Related Work & Insights¶
- Ensemble attacks: AdaEA (adaptive fusion) and SMER (reinforcement learning-based reweighting) are the most closely related baselines; NAMEA surpasses them from a novel perspective of gradient decoupling and fusion.
- Attention mechanisms in adversarial attacks: Methods such as ATA and AoA focus on disrupting attention regions; this paper takes the opposite approach by focusing on non-attention regions.
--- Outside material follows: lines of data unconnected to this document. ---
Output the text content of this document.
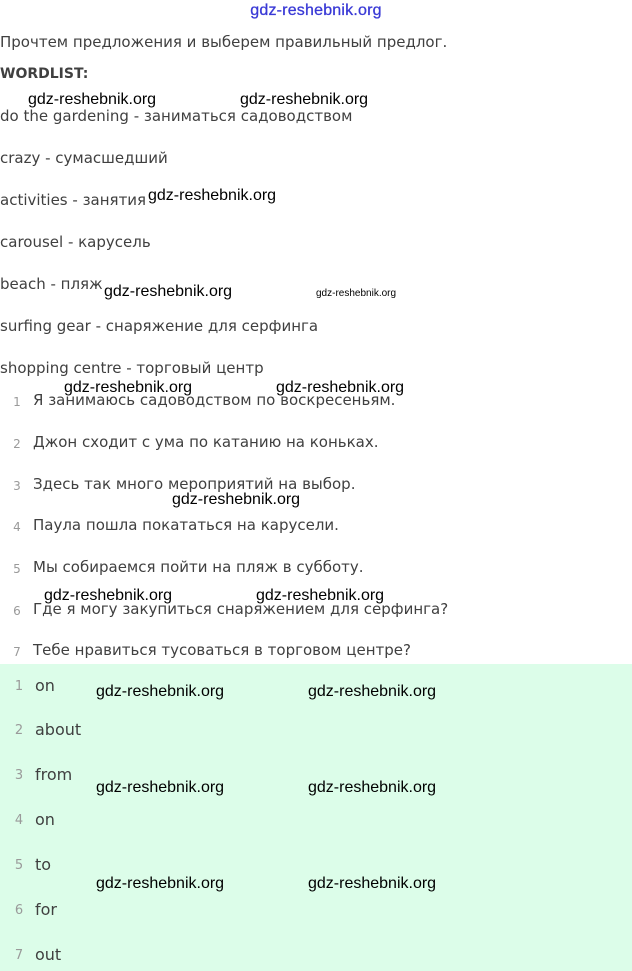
gdz-reshebnik.org
Прочтем предложения и выберем правильный предлог.
WORDLIST:
do the gardening - заниматься садоводством
crazy - сумасшедший
activities - занятия
carousel - карусель
beach - пляж
surfing gear - снаряжение для серфинга
shopping centre - торговый центр
1 Я занимаюсь садоводством по воскресеньям.
2 Джон сходит с ума по катанию на коньках.
3 Здесь так много мероприятий на выбор.
4 Паула пошла покататься на карусели.
5 Мы собираемся пойти на пляж в субботу.
6 Где я могу закупиться снаряжением для серфинга?
7 Тебе нравиться тусоваться в торговом центре?
1 on
2 about
3 from
4 on
5 to
6 for
7 out
gdz-reshebnik.org	gdz-reshebnik.org
gdz-reshebnik.org
gdz-reshebnik.org	gdz-reshebnik.org
gdz-reshebnik.org	gdz-reshebnik.org
gdz-reshebnik.org
gdz-reshebnik.org	gdz-reshebnik.org
gdz-reshebnik.org	gdz-reshebnik.org
gdz-reshebnik.org	gdz-reshebnik.org
gdz-reshebnik.org	gdz-reshebnik.org
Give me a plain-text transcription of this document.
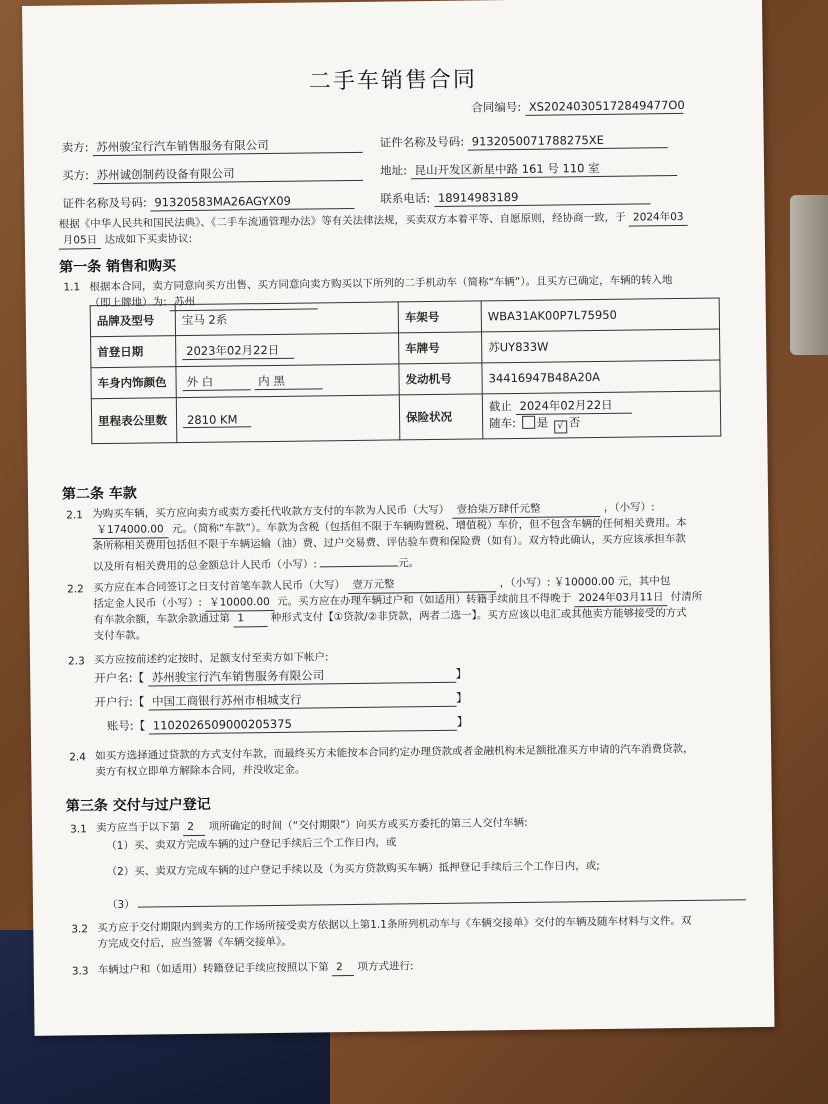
二手车销售合同
合同编号: XS20240305172849477O0
卖方: 苏州骏宝行汽车销售服务有限公司	证件名称及号码: 9132050071788275XE
买方: 苏州诚创制药设备有限公司	地址: 昆山开发区新星中路 161 号 110 室
证件名称及号码: 91320583MA26AGYX09	联系电话: 18914983189
根据《中华人民共和国民法典》、《二手车流通管理办法》等有关法律法规，买卖双方本着平等、自愿原则，经协商一致，于 2024年03
月05日 达成如下买卖协议:
第一条 销售和购买
1.1 根据本合同，卖方同意向买方出售、买方同意向卖方购买以下所列的二手机动车（简称“车辆”）。且买方已确定，车辆的转入地
（即上牌地）为: 苏州
品牌及型号	宝马 2系	车架号	WBA31AK00P7L75950
首登日期	2023年02月22日	车牌号	苏UY833W
车身内饰颜色	外 白 内 黑	发动机号	34416947B48A20A
里程表公里数	2810 KM	保险状况	截止 2024年02月22日
随车: 是 √ 否
第二条 车款
2.1 为购买车辆，买方应向卖方或卖方委托代收款方支付的车款为人民币（大写） 壹拾柒万肆仟元整	，（小写）:
￥174000.00 元。（简称“车款”）。车款为含税（包括但不限于车辆购置税、增值税）车价，但不包含车辆的任何相关费用。本
条所称相关费用包括但不限于车辆运输（油）费、过户交易费、评估验车费和保险费（如有）。双方特此确认，买方应该承担车款
以及所有相关费用的总金额总计人民币（小写）:	元。
2.2 买方应在本合同签订之日支付首笔车款人民币（大写） 壹万元整	，（小写）: ￥10000.00 元，其中包
括定金人民币（小写）: ￥10000.00 元。买方应在办理车辆过户和（如适用）转籍手续前且不得晚于 2024年03月11日 付清所
有车款余额，车款余款通过第 1	种形式支付【①贷款/②非贷款，两者二选一】。买方应该以电汇或其他卖方能够接受的方式
支付车款。
2.3 买方应按前述约定按时、足额支付至卖方如下帐户:
开户名:【 苏州骏宝行汽车销售服务有限公司	】
开户行:【 中国工商银行苏州市相城支行	】
账号:【 1102026509000205375	】
2.4 如买方选择通过贷款的方式支付车款，而最终买方未能按本合同约定办理贷款或者金融机构未足额批准买方申请的汽车消费贷款，
卖方有权立即单方解除本合同，并没收定金。
第三条 交付与过户登记
3.1 卖方应当于以下第 2 项所确定的时间（“交付期限”）向买方或买方委托的第三人交付车辆:
（1）买、卖双方完成车辆的过户登记手续后三个工作日内，或
（2）买、卖双方完成车辆的过户登记手续以及（为买方贷款购买车辆）抵押登记手续后三个工作日内，或;
（3）
3.2 买方应于交付期限内到卖方的工作场所接受卖方依据以上第1.1条所列机动车与《车辆交接单》交付的车辆及随车材料与文件。双
方完成交付后，应当签署《车辆交接单》。
3.3 车辆过户和（如适用）转籍登记手续应按照以下第 2 项方式进行:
- Meta-learning in adversarial attacks: MGAA employs meta-learning to simulate white-box/black-box attacks; NAMEA applies meta-learning to fuse attention and non-attention gradients.
- Implications for defense research: The transferability of non-attention regions suggests that current defenses may over-focus on protecting attention regions, necessitating more comprehensive robustness designs.
Rating¶
- Novelty: ⭐⭐⭐⭐⭐ (The concept of "ensemble non-attention" is novel; this is the first work to systematically demonstrate the adversarial transferability value of non-attention regions.)
- Experimental Thoroughness: ⭐⭐⭐⭐⭐ (17 target models + 6 defended models + 9 defense methods + 3 APIs + multiple rounds of ablation.)
- Writing Quality: ⭐⭐⭐⭐ (Clear structure; the motivation–observation–method logical chain is complete.)
- Value: ⭐⭐⭐⭐ (Opens a new direction for cross-architecture adversarial transferability with strong practical utility.)